Meticulous in a dark vested suit, a silver stickpin in his blue tie, Dr. Weiss was of medium height and probably around sixty, though he looked older; he had a stern face, but the gray eyes behind the rimless
glasses were gentle and, not surprisingly, sad. He was bald as an egg.
I stood and offered my hand and he shook it.
“My daughter-in-law tells me you’re trying to help clear Carl’s name,” he said.
“I don’t want to misrepresent myself, doctor. I’m working as an impartial investigator, merely trying to ferret out the truth of this unhappy situation.”
He gestured for me to sit, and he settled into the swivel chair, resting an elbow on the neatly ordered desk. “That’s more than can be said for any prior investigation.”

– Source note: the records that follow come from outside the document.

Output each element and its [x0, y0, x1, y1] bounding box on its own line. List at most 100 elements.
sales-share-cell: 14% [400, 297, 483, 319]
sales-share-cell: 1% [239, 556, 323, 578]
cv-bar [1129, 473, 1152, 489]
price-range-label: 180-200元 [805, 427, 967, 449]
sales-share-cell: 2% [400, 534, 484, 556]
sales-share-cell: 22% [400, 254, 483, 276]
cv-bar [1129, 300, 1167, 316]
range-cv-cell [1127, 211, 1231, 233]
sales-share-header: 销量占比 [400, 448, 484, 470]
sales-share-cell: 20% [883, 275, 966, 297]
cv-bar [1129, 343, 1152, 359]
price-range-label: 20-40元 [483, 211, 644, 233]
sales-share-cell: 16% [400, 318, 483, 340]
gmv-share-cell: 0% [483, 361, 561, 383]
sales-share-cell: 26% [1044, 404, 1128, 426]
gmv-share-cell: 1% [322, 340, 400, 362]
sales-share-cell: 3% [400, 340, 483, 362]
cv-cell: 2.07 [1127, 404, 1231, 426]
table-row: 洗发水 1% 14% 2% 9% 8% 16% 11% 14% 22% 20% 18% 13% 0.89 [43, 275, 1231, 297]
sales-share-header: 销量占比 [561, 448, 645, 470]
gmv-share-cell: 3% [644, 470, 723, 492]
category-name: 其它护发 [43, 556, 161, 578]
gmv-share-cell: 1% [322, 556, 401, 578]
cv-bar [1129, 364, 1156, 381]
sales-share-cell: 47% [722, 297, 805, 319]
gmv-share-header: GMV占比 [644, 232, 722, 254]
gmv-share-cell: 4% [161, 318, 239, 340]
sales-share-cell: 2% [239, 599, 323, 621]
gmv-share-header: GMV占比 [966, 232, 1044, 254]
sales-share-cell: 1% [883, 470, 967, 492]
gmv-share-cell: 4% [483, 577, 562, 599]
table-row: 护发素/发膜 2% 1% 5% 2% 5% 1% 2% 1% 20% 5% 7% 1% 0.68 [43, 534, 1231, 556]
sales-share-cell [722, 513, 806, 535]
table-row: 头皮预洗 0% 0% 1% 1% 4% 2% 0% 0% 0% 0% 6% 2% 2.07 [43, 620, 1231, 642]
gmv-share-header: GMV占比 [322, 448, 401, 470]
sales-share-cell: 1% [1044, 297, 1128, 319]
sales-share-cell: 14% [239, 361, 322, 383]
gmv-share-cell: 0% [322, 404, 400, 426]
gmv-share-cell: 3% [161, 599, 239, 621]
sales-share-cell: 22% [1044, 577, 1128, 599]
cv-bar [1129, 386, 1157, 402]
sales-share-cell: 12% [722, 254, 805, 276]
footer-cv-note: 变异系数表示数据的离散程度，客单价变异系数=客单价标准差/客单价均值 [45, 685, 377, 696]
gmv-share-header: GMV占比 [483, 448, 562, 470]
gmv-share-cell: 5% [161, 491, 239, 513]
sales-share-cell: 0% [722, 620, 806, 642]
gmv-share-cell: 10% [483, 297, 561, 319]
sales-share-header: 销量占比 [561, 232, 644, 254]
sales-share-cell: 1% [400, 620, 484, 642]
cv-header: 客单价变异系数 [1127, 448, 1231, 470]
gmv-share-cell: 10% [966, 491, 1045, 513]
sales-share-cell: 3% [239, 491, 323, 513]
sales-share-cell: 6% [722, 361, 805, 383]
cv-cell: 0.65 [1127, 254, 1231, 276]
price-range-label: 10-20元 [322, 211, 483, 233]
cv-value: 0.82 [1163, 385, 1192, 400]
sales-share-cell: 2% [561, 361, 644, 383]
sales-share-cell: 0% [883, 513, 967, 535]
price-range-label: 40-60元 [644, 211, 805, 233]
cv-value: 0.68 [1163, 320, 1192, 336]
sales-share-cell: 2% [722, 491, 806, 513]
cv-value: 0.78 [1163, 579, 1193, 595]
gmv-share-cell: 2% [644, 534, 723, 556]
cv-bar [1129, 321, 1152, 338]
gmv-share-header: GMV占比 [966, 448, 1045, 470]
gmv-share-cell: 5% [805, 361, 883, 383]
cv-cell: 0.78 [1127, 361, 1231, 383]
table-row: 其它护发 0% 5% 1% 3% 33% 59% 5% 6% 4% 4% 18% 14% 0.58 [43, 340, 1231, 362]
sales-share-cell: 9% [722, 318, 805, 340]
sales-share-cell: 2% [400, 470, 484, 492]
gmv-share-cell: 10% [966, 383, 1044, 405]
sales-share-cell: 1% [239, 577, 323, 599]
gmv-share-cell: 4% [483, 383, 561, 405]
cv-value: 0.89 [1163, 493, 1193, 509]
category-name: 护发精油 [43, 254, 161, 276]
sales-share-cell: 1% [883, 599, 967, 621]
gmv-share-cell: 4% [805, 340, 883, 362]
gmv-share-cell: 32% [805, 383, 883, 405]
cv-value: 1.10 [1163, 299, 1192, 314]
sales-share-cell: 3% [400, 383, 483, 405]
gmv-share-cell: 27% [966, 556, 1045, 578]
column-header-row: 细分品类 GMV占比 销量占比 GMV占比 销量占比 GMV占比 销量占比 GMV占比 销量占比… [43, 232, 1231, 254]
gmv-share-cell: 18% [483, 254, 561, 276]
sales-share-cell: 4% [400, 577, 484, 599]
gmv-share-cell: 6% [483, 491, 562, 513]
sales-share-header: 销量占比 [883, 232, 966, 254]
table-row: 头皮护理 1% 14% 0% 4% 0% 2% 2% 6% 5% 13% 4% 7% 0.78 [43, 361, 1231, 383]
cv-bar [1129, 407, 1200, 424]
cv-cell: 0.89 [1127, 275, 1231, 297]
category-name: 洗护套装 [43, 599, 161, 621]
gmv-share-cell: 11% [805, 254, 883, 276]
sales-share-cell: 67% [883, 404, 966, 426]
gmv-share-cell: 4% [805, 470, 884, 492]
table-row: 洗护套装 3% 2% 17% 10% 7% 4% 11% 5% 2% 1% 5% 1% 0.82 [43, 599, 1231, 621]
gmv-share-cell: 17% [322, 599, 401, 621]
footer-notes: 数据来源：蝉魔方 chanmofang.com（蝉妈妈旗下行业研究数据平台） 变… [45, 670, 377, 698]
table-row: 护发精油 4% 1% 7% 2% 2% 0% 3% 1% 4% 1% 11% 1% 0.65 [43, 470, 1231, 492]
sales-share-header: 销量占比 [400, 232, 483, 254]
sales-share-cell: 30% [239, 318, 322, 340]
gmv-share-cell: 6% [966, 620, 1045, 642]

“My understanding was that the D.A. who held the inquest into your son’s death was no fan of Huey Long’s.”
He nodded slowly. “That’s true. In fact, the district attorney attended the notorious DeSoto Hotel conference…and once that fact was thrust in his face, and in that of the press, our illustrious D.A. backed off. And the Long machine’s Bureau of Criminal Investigation…which is investigation by criminals, as I see it…put their rubber stamp on the whole sorry affair.”
“You were no fan of Huey Long’s, either.”
His smile was thin and bitter. “No. There were those in my family who, upon hearing the news that Long had been shot, prayed I hadn’t done it. But thousands upon thousands of families in Baton Rouge had the same reaction about someone in their own families.”
“And no one would have suspected your son of this?”
He shook his head, no, gravely. “If anything, Carl tried to calm me down, when I’d rant and rave about that tin-pot Napoleon. Oh, he was no admirer of Long’s, and from time to time expressed a general dismay over Long’s puppet government. But, like so many people who stand apart from politics, Carl accepted it as if it were inevitable.”
“And you didn’t?”
The gentle eyes flared, but he remained calm as he said, “To me, Huey Long stood for everything that was wrong, dishonest and conniving in mankind. He was without integrity, and felt every man had his price. He would have run roughshod over this entire country, given the chance.”
“Some of the poor people in this state,” I said, trying to plumb the depths of his rage, “think Huey’s heart was in the right place.”
He lifted his chin and peered down his nose at me. “Perhaps that was once the case, and he initially did pursue noble goals with an ends-justify-the-means approach. But, remember, Mr. Heller-at a certain point, to such men, the means become an end in themselves.”